Designing Of Enhanced Job Recommendation System For Online Job Hunting
Table of contents
- Introduction
- Literature Survey
- Conclusion
We address the problem of recommending suitable jobs to people who are seeking a new job. We formulate this recommendation problem as a supervised machine learning problem. Our technique exploits all past job transitions as well as the data associated with employees and institutions to predict an employee’s next job transition. Dealing with the enormous amount of recruiting information on the Internet, a job seeker always spends hours to find useful ones. To reduce this laborious work, we design and implement a recommendation system for online job hunting. In this paper, we contrast user-based and item-based collaborative filtering algorithm to choose a better performed one. We also take background information including students’ resumes and details of recruiting information into consideration, bring weights of co-apply users (the users who had applied the candidate jobs) and weights of student used liked jobs into their commendation algorithm. At last, the model we proposed is verified through experiments study which is using actual data. The recommended results can achieve higher score of precision and recall, and they are more relevant with users’ preferences before.
Introduction
The increase in usage of Internet has heightened the need for online job hunting. According to Job site’s report 2014, 68% of online job seekers are college graduates or post graduates. The key problem is that most of the job-hunting websites just display the recruitment information to website viewers. Students have to go through all the information to find the jobs they want to apply. The whole procedure is tedious and inefficient. We need an easy job recommendation system where everyone will have a fair and square chance. This saves a lot of potential time and money both, on the industrial as well as the job seeker’s side. Moreover, as the candidate gets a fair chance to prove his talent in the real world it is a lot more efficient system. The basic agenda of every algorithm used in today’s world, be it a traditional algorithm or a hybrid algorithm, is to provide a suitable job that the user actually seeks and wishes for.

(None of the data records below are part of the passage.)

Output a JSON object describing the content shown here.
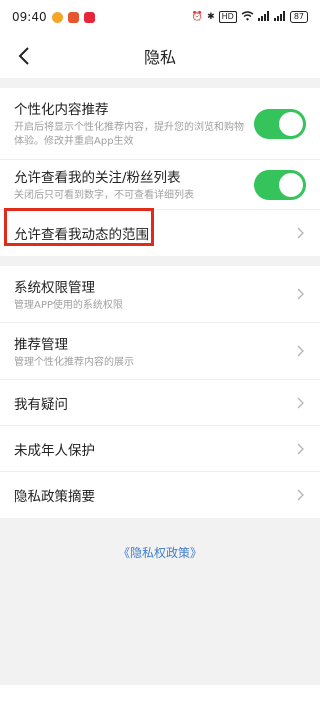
{
  "status_bar": {
    "time": "09:40",
    "hd_label": "HD",
    "battery": "87"
  },
  "nav": {
    "title": "隐私"
  },
  "settings": {
    "personalized": {
      "title": "个性化内容推荐",
      "desc": "开启后将显示个性化推荐内容，提升您的浏览和购物体验。修改并重启App生效",
      "enabled": true
    },
    "follow_list": {
      "title": "允许查看我的关注/粉丝列表",
      "desc": "关闭后只可看到数字，不可查看详细列表",
      "enabled": true
    },
    "moments_scope": {
      "title": "允许查看我动态的范围"
    },
    "system_permission": {
      "title": "系统权限管理",
      "desc": "管理APP使用的系统权限"
    },
    "recommend_manage": {
      "title": "推荐管理",
      "desc": "管理个性化推荐内容的展示"
    },
    "questions": {
      "title": "我有疑问"
    },
    "minor_protection": {
      "title": "未成年人保护"
    },
    "policy_summary": {
      "title": "隐私政策摘要"
    }
  },
  "footer": {
    "policy_link": "《隐私权政策》"
  },
  "colors": {
    "toggle_on": "#35c35c",
    "highlight": "#e02a1a",
    "link": "#3f7fcf"
  }
}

Recently, job recommendation has attracted a lot of research attention and has played an important role on the online recruiting website. Different from traditional recommendation systems which recommend items to users, job recommender systems (JRSs) recommend one type of users (e.g., job applicants) to another type of users (e.g., recruiters). In particular, job recommender system is designed to retrieve a list of job descriptions to a job applicant based on his/her preferences or to generate a list of job candidates to a recruiter based on the job requirements. To obtain a good recommendation results, many recommendation approaches are presented and applied in the JRS. Typically, given a user, existing JRSs employ a specific recommendation approach to generate a ranked list of jobs/candidates. However, different users may have different characteristics and a single recommendation approach may not be suitable for all users. Therefore, a high-quality JRS should have the capability of choosing the appropriate recommendation approaches according to the user’s characteristic.
Literature Survey
The JRS has been studied from many aspects. AlOtaibi et al. summarized the categories of existing online recruiting platforms and listed the advantages and disadvantages of technical approaches in different JRSs. For example, bidirectional recommendation is accomplished but only binary representation is allowed in the probabilistic hybrid approach. We also had done some research on feature extraction, resume mining, recommendation approach, ranking, and explanation for the JRS. In our previous work, user profiling and calculating similarity are presented as the prevailing process of a JRS, and the architecture and product features are briefly discussed.From the technical perspective, JRS has been classified into five categories described as follows:
a) Content-based Recommendation (CBR): The principle of a content-based recommendation is to suggest items that have similar content information to the corresponding users. For example, in the recommendation that recommends jobs to a job applicant, the content is the personal information and their job desires. While recommending candidates to recruiters, the job description posted by recruiters, including the background description of enterprises, are used as the content for recommendation. The basic process of content-based recommendation is acquiring the content information of job applicants and jobs and calculating their similarities. So, the content information plays an important role in the content-based recommendation. Yu et al. presented a cascaded extraction approach for resumes to obtain the more effective information. Yi et al. built a relevance-based language model – Structured Relevance Models for modeling and retrieving semi-structured documents. Furthermore, Paparrizos et al. trained a machine learning model to predict candidates’ next job transition based on their past job histories as well as the data of both candidates and enterprises in the web.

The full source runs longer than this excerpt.